Playwright tool shims should be code-generated from the Playwright Java SDK

Summary

Trailblaze’s web_* tool surface (web_evaluate, web_addInitScript, web_setExtraHTTPHeaders, web_setGeolocation, web_setUserAgent, web_setOfflineMode, web_cookie_*, …) maps 1:1 onto Playwright Java’s Page / BrowserContext / Locator interfaces. Hand-authoring a Kotlin PlaywrightExecutableTool shim per method (plus the matching .tool.yaml, TypeScript binding in built-in-tools.ts, and @TrailblazeToolClass metadata) is a maintenance dead-end — every Playwright version bump and every new author migration pulls more hand-curated surface into the repo.
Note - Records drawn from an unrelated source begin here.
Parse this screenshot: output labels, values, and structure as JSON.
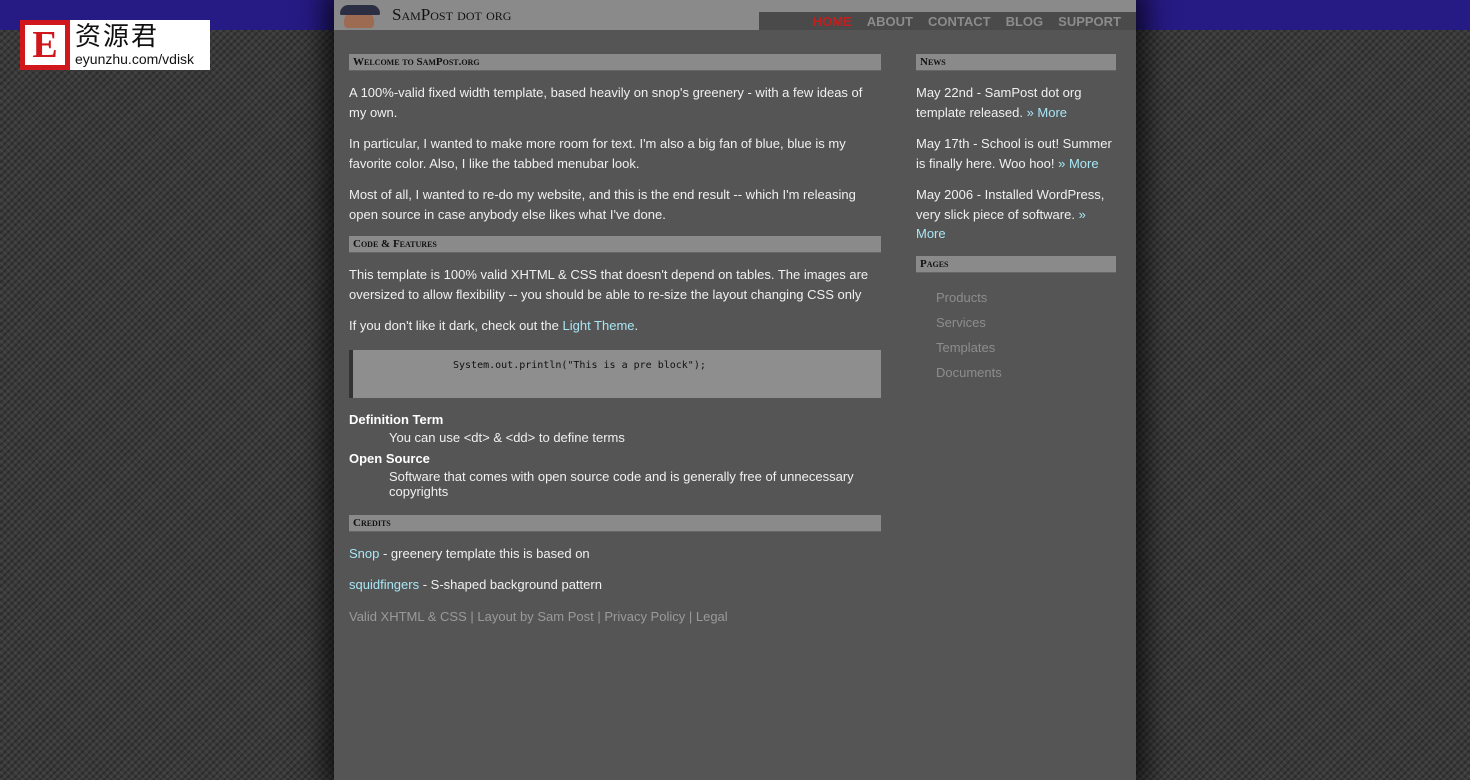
{
  "badge": {
    "letter": "E",
    "chinese": "资源君",
    "url": "eyunzhu.com/vdisk"
  },
  "header": {
    "site_title": "SamPost dot org"
  },
  "nav": {
    "items": [
      "HOME",
      "ABOUT",
      "CONTACT",
      "BLOG",
      "SUPPORT"
    ],
    "active": "HOME"
  },
  "welcome": {
    "heading": "Welcome to SamPost.org",
    "p1": "A 100%-valid fixed width template, based heavily on snop's greenery - with a few ideas of my own.",
    "p2": "In particular, I wanted to make more room for text. I'm also a big fan of blue, blue is my favorite color. Also, I like the tabbed menubar look.",
    "p3": "Most of all, I wanted to re-do my website, and this is the end result -- which I'm releasing open source in case anybody else likes what I've done."
  },
  "code": {
    "heading": "Code & Features",
    "p1": "This template is 100% valid XHTML & CSS that doesn't depend on tables. The images are oversized to allow flexibility -- you should be able to re-size the layout changing CSS only",
    "p2_prefix": "If you don't like it dark, check out the ",
    "p2_link": "Light Theme",
    "p2_suffix": ".",
    "pre": "System.out.println(\"This is a pre block\");",
    "dt1": "Definition Term",
    "dd1": "You can use <dt> & <dd> to define terms",
    "dt2": "Open Source",
    "dd2": "Software that comes with open source code and is generally free of unnecessary copyrights"
  },
  "credits": {
    "heading": "Credits",
    "c1_link": "Snop",
    "c1_text": " - greenery template this is based on",
    "c2_link": "squidfingers",
    "c2_text": " - S-shaped background pattern"
  },
  "footer": {
    "l1": "Valid XHTML & CSS",
    "l2": "Layout by Sam Post",
    "l3": "Privacy Policy",
    "l4": "Legal",
    "sep": " | "
  },
  "news": {
    "heading": "News",
    "items": [
      {
        "text": "May 22nd - SamPost dot org template released. ",
        "more": "» More"
      },
      {
        "text": "May 17th - School is out! Summer is finally here. Woo hoo! ",
        "more": "» More"
      },
      {
        "text": "May 2006 - Installed WordPress, very slick piece of software. ",
        "more": "» More"
      }
    ]
  },
  "pages": {
    "heading": "Pages",
    "items": [
      "Products",
      "Services",
      "Templates",
      "Documents"
    ]
  },
  "colors": {
    "band": "#261a84",
    "link": "#a8e6f5",
    "active_nav": "#c21f1f",
    "panel": "#555555"
  }
}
Decision: ship a single Gradle-time code generator that reflects on the Playwright Java JAR against an allowlist, emits Kotlin shim source files + TS bindings + .tool.yaml descriptors, and wires the generated sources into compileKotlin and the SDK .d.ts bundle. After that lands, adding a new web_<Page-method> becomes a one-line allowlist addition, not a 5-file hand-edit.

Why this came up

PR #3401 (“Playwright migration primitives”) originally proposed three hand-authored shims — web_evaluate(fn, ...) SDK overload + new Kotlin tools web_addInitScript and web_setExtraHeaders — to unblock teams migrating Playwright e2e suites. Cross-referencing the proposed surface against microsoft/playwright-mcp (73 tools, all browser_*) and microsoft/playwright-cli (~50 verbs) showed that neither upstream project exposes addInitScript or setExtraHTTPHeaders as discrete tools. Both push context-level setup into a config file or escape through a run_code_unsafe / run-code hatch.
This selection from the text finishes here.